Hay un purgatorio donde moran suspendidos, para toda la eternidad, los plagiadores, qué más da el éxito inmerecido si es también temporal?
saludos
Karen: Gracias a vos. En serio. Si tenés facebook, agregame.
Cronopio: Entendés exactamente lo que hay que entender y mejor me callo lo demás.
Tarántula: Miles de gracias. Cuando puedas, comentame qué libros leíste gracias a este espacio y cuáles te gustaron. Si tenés facebook, agregame.
Saludos.
Hay tantas realidades como ojos que la ven.
En ocasiones, pocas, creo haber comentado algo, tal vez con otra cuenta de correo, y sin embargo te leo, he ido a comprarte libros cuando tenías la librería con tu hermano y acepté gustoso tus recomendaciones como por ejemplo la revista Siwa (que no tengo idea si sigue publicándose y en dónde encontrarla).
Lamenté mucho no poder ir cuando estabas con otro ciclo de cine porque los días en que pasabas las pelis estaba ocupado con otra cosa.

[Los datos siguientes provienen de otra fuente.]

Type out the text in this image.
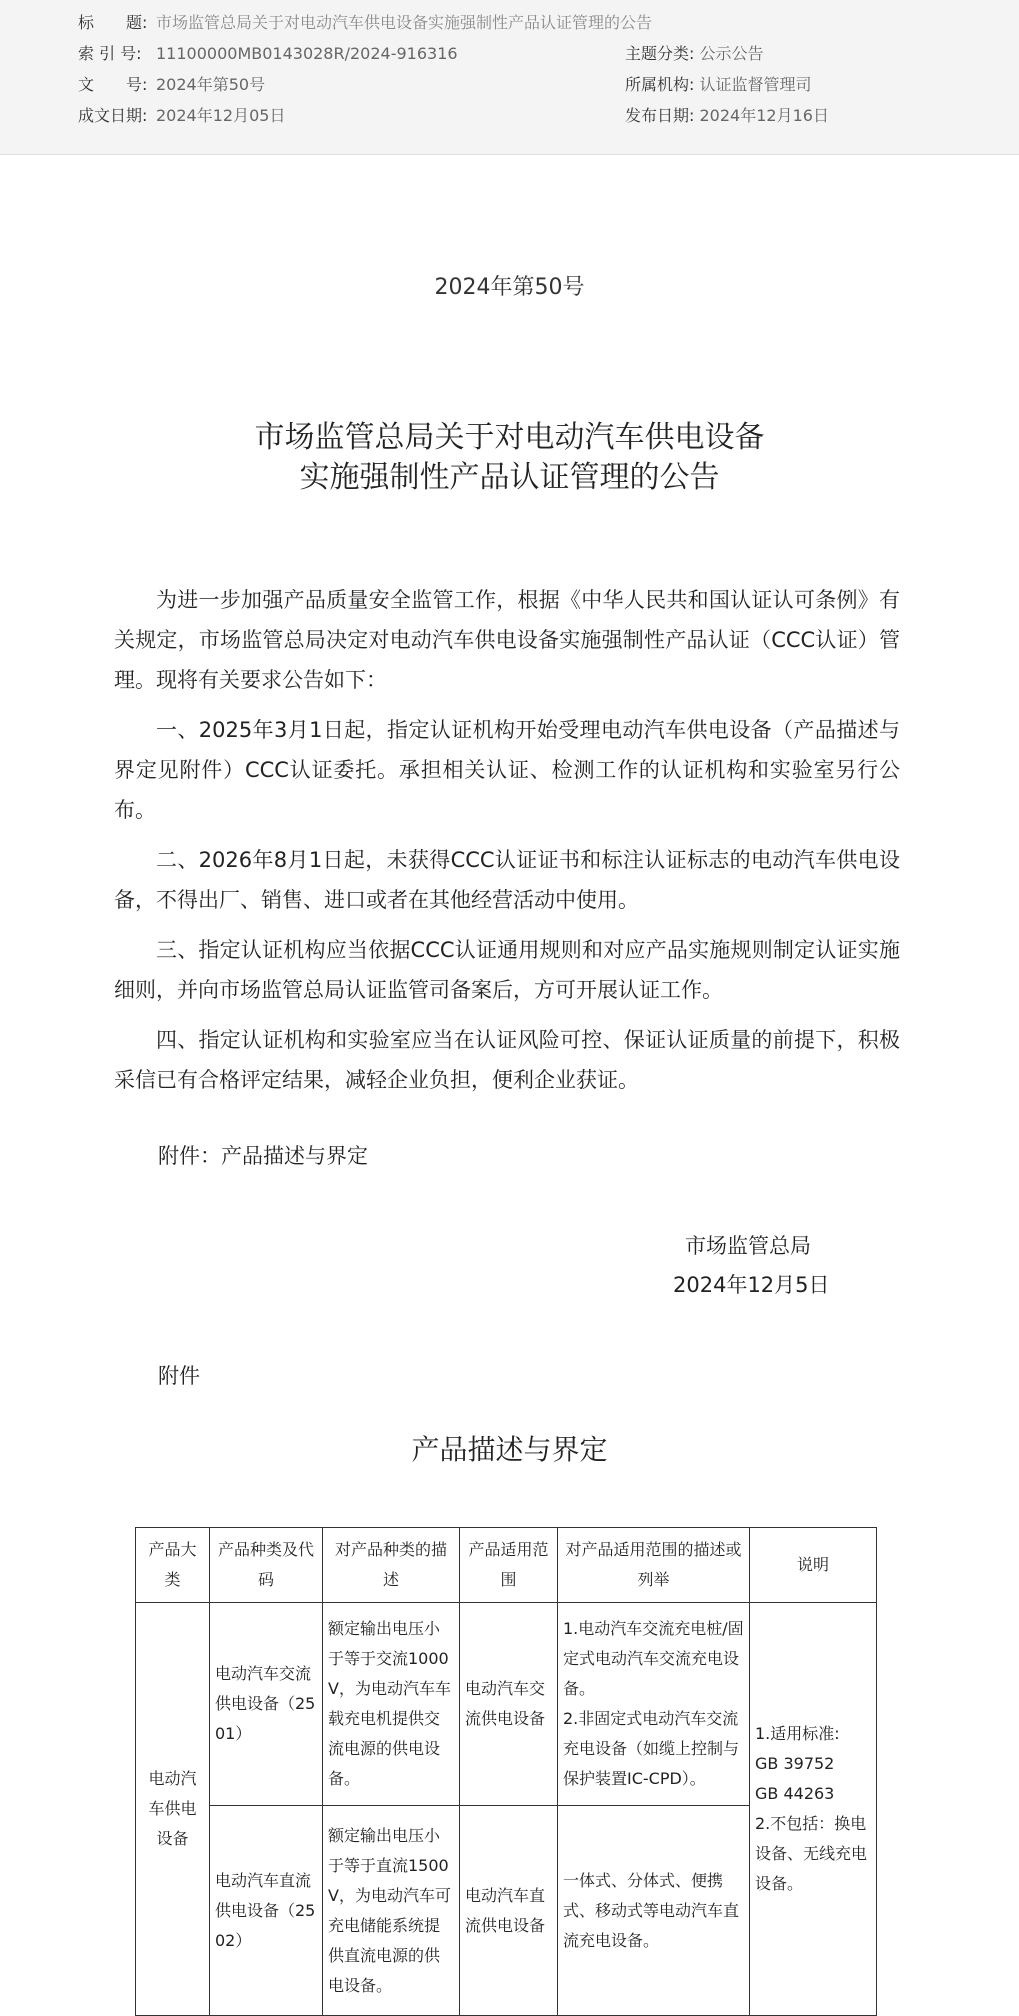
标　　题: 市场监管总局关于对电动汽车供电设备实施强制性产品认证管理的公告
索 引 号: 11100000MB0143028R/2024-916316	主题分类: 公示公告
文　　号: 2024年第50号	所属机构: 认证监督管理司
成文日期: 2024年12月05日	发布日期: 2024年12月16日
2024年第50号
市场监管总局关于对电动汽车供电设备
实施强制性产品认证管理的公告

为进一步加强产品质量安全监管工作，根据《中华人民共和国认证认可条例》有关规定，市场监管总局决定对电动汽车供电设备实施强制性产品认证（CCC认证）管理。现将有关要求公告如下：

一、2025年3月1日起，指定认证机构开始受理电动汽车供电设备（产品描述与界定见附件）CCC认证委托。承担相关认证、检测工作的认证机构和实验室另行公布。

二、2026年8月1日起，未获得CCC认证证书和标注认证标志的电动汽车供电设备，不得出厂、销售、进口或者在其他经营活动中使用。

三、指定认证机构应当依据CCC认证通用规则和对应产品实施规则制定认证实施细则，并向市场监管总局认证监管司备案后，方可开展认证工作。

四、指定认证机构和实验室应当在认证风险可控、保证认证质量的前提下，积极采信已有合格评定结果，减轻企业负担，便利企业获证。

附件：产品描述与界定
市场监管总局
2024年12月5日
附件
产品描述与界定
产品大类	产品种类及代码	对产品种类的描述	产品适用范围	对产品适用范围的描述或列举	说明
电动汽车供电设备	电动汽车交流供电设备（2501）	额定输出电压小于等于交流1000V，为电动汽车车载充电机提供交流电源的供电设备。	电动汽车交流供电设备	1.电动汽车交流充电桩/固定式电动汽车交流充电设备。
2.非固定式电动汽车交流充电设备（如缆上控制与保护装置IC-CPD）。	1.适用标准:
GB 39752
GB 44263
2.不包括：换电设备、无线充电设备。
	电动汽车直流供电设备（2502）	额定输出电压小于等于直流1500V，为电动汽车可充电储能系统提供直流电源的供电设备。	电动汽车直流供电设备	一体式、分体式、便携式、移动式等电动汽车直流充电设备。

No sé si las espectativas que tenías cuando iniciaste el blog fueron satisfechas pero quería contarte que tu blog me sirvió para conocer autores que estaban más allá de mi horizonte y que si no hubieran estado tus posteos, me los hubiera perdido y me siento muy agradecido por que hayas dejado constancia de tus lecturas. Por otro lado fue inspirador y disparador de unas cuantas ideas que lentamente estoy desarrollando y que en algún momento, espero, verán la luz.
Así que lo único que me queda decirte es gracias, por seguir escribiendo, por dar a conocer tus lecturas y compartirlas acá.